Audit provider usage. Pull request logs from each provider for the relevant time window and look for anomalous patterns: requests to models you do not normally use, API calls at hours when your system should be idle, spend that does not match your usage baseline. This is the closest approximation to forensics available from the consumer side.

Inspect your environments for persistence. Run ls $(python -c "import site; print(site.getsitepackages()[0])")/*.pth in each affected environment and verify that every file present belongs to a package you trust. A .pth file with base64 content, inline exec calls, or any executable content that is not simple path additions warrants treating as malicious until demonstrated otherwise.

Upgrade and pin dependencies. Move to a clean version and lock to a specific hash using pip install --require-hashes. pip-compile from the pip-tools package makes hash-pinned requirements maintainable across a full dependency tree, including transitive dependencies.

The Gap This Exposes

The LiteLLM incident is one in a sequence that includes the pytorch-nightly dependency confusion attack in late 2022 and the XZ Utils backdoor in early 2024. Each demonstrated a different vector for compromising trusted open source infrastructure. The common thread is that downstream consumers absorb consequences from decisions made upstream, by maintainers and build systems they do not control.

The correct response from consumers is not to avoid these tools but to treat them as critical infrastructure. For the AI tooling ecosystem specifically, packages like litellm occupy a privileged position: wide installation base, trusted by default, high-value credentials in scope.

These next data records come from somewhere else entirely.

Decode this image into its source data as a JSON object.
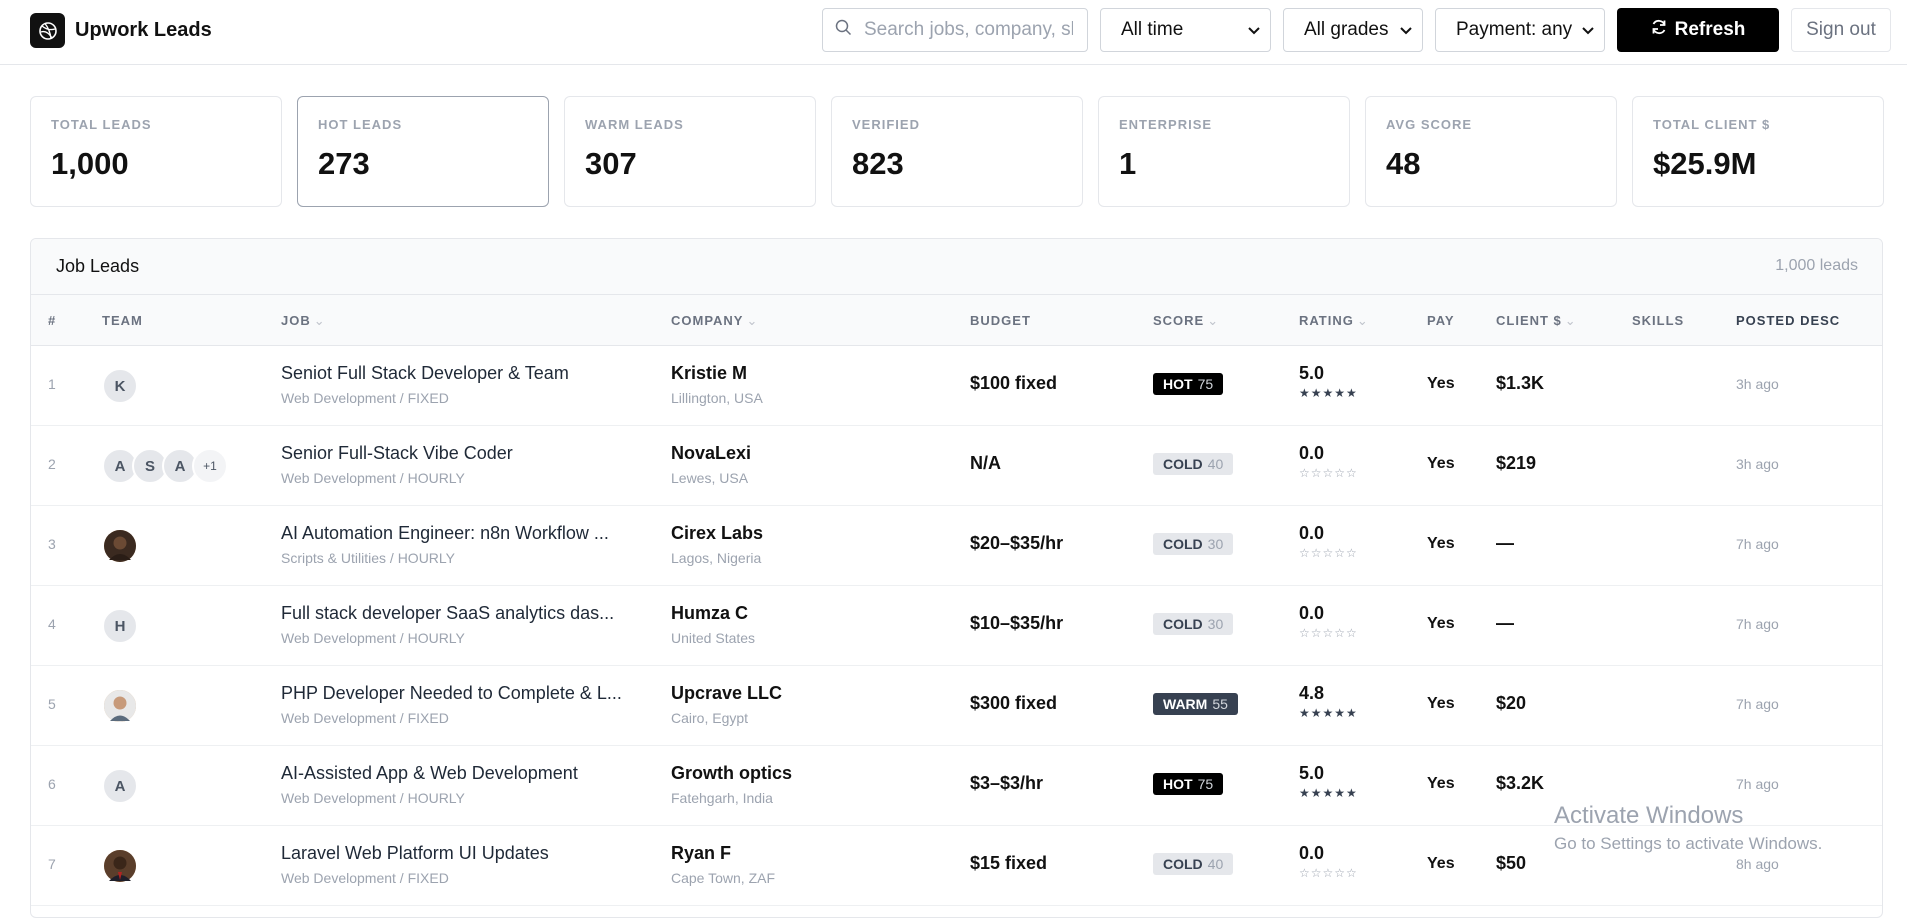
{
  "app": {
    "title": "Upwork Leads",
    "logo_icon": "dribbble-icon"
  },
  "toolbar": {
    "search_placeholder": "Search jobs, company, skills...",
    "time_filter": "All time",
    "grade_filter": "All grades",
    "payment_filter": "Payment: any",
    "refresh_label": "Refresh",
    "signout_label": "Sign out"
  },
  "stats": [
    {
      "label": "TOTAL LEADS",
      "value": "1,000"
    },
    {
      "label": "HOT LEADS",
      "value": "273"
    },
    {
      "label": "WARM LEADS",
      "value": "307"
    },
    {
      "label": "VERIFIED",
      "value": "823"
    },
    {
      "label": "ENTERPRISE",
      "value": "1"
    },
    {
      "label": "AVG SCORE",
      "value": "48"
    },
    {
      "label": "TOTAL CLIENT $",
      "value": "$25.9M"
    }
  ],
  "table": {
    "title": "Job Leads",
    "count": "1,000 leads",
    "columns": {
      "num": "#",
      "team": "TEAM",
      "job": "JOB",
      "company": "COMPANY",
      "budget": "BUDGET",
      "score": "SCORE",
      "rating": "RATING",
      "pay": "PAY",
      "client": "CLIENT $",
      "skills": "SKILLS",
      "posted": "POSTED DESC"
    },
    "rows": [
      {
        "num": "1",
        "team": [
          "K"
        ],
        "job": "Seniot Full Stack Developer & Team",
        "category": "Web Development / FIXED",
        "company": "Kristie M",
        "location": "Lillington, USA",
        "budget": "$100 fixed",
        "grade": "HOT",
        "score": "75",
        "rating": "5.0",
        "stars": "★★★★★",
        "pay": "Yes",
        "client": "$1.3K",
        "posted": "3h ago"
      },
      {
        "num": "2",
        "team": [
          "A",
          "S",
          "A",
          "+1"
        ],
        "job": "Senior Full-Stack Vibe Coder",
        "category": "Web Development / HOURLY",
        "company": "NovaLexi",
        "location": "Lewes, USA",
        "budget": "N/A",
        "grade": "COLD",
        "score": "40",
        "rating": "0.0",
        "stars": "☆☆☆☆☆",
        "pay": "Yes",
        "client": "$219",
        "posted": "3h ago"
      },
      {
        "num": "3",
        "team": [
          "photo"
        ],
        "job": "AI Automation Engineer: n8n Workflow ...",
        "category": "Scripts & Utilities / HOURLY",
        "company": "Cirex Labs",
        "location": "Lagos, Nigeria",
        "budget": "$20–$35/hr",
        "grade": "COLD",
        "score": "30",
        "rating": "0.0",
        "stars": "☆☆☆☆☆",
        "pay": "Yes",
        "client": "—",
        "posted": "7h ago"
      },
      {
        "num": "4",
        "team": [
          "H"
        ],
        "job": "Full stack developer SaaS analytics das...",
        "category": "Web Development / HOURLY",
        "company": "Humza C",
        "location": "United States",
        "budget": "$10–$35/hr",
        "grade": "COLD",
        "score": "30",
        "rating": "0.0",
        "stars": "☆☆☆☆☆",
        "pay": "Yes",
        "client": "—",
        "posted": "7h ago"
      },
      {
        "num": "5",
        "team": [
          "photo"
        ],
        "job": "PHP Developer Needed to Complete & L...",
        "category": "Web Development / FIXED",
        "company": "Upcrave LLC",
        "location": "Cairo, Egypt",
        "budget": "$300 fixed",
        "grade": "WARM",
        "score": "55",
        "rating": "4.8",
        "stars": "★★★★★",
        "pay": "Yes",
        "client": "$20",
        "posted": "7h ago"
      },
      {
        "num": "6",
        "team": [
          "A"
        ],
        "job": "AI-Assisted App & Web Development",
        "category": "Web Development / HOURLY",
        "company": "Growth optics",
        "location": "Fatehgarh, India",
        "budget": "$3–$3/hr",
        "grade": "HOT",
        "score": "75",
        "rating": "5.0",
        "stars": "★★★★★",
        "pay": "Yes",
        "client": "$3.2K",
        "posted": "7h ago"
      },
      {
        "num": "7",
        "team": [
          "photo"
        ],
        "job": "Laravel Web Platform UI Updates",
        "category": "Web Development / FIXED",
        "company": "Ryan F",
        "location": "Cape Town, ZAF",
        "budget": "$15 fixed",
        "grade": "COLD",
        "score": "40",
        "rating": "0.0",
        "stars": "☆☆☆☆☆",
        "pay": "Yes",
        "client": "$50",
        "posted": "8h ago"
      }
    ]
  },
  "watermark": {
    "title": "Activate Windows",
    "subtitle": "Go to Settings to activate Windows."
  }
}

That combination warrants pinned dependencies, hash verification, scoped API keys with spending limits, and a rotation plan that does not depend on advance notice from the affected vendor.

Security researchers at Phylum and Socket have been documenting .pth-based PyPI malware for years. The mechanism is not novel. What remains underserved is the guidance for what affected users should do when a package they installed turns out to have been carrying malware they could not have detected through standard tooling. Willison’s real-time account is not just a record of one incident; it is a worked example of the consumer-side IR process that the security literature has mostly not written down.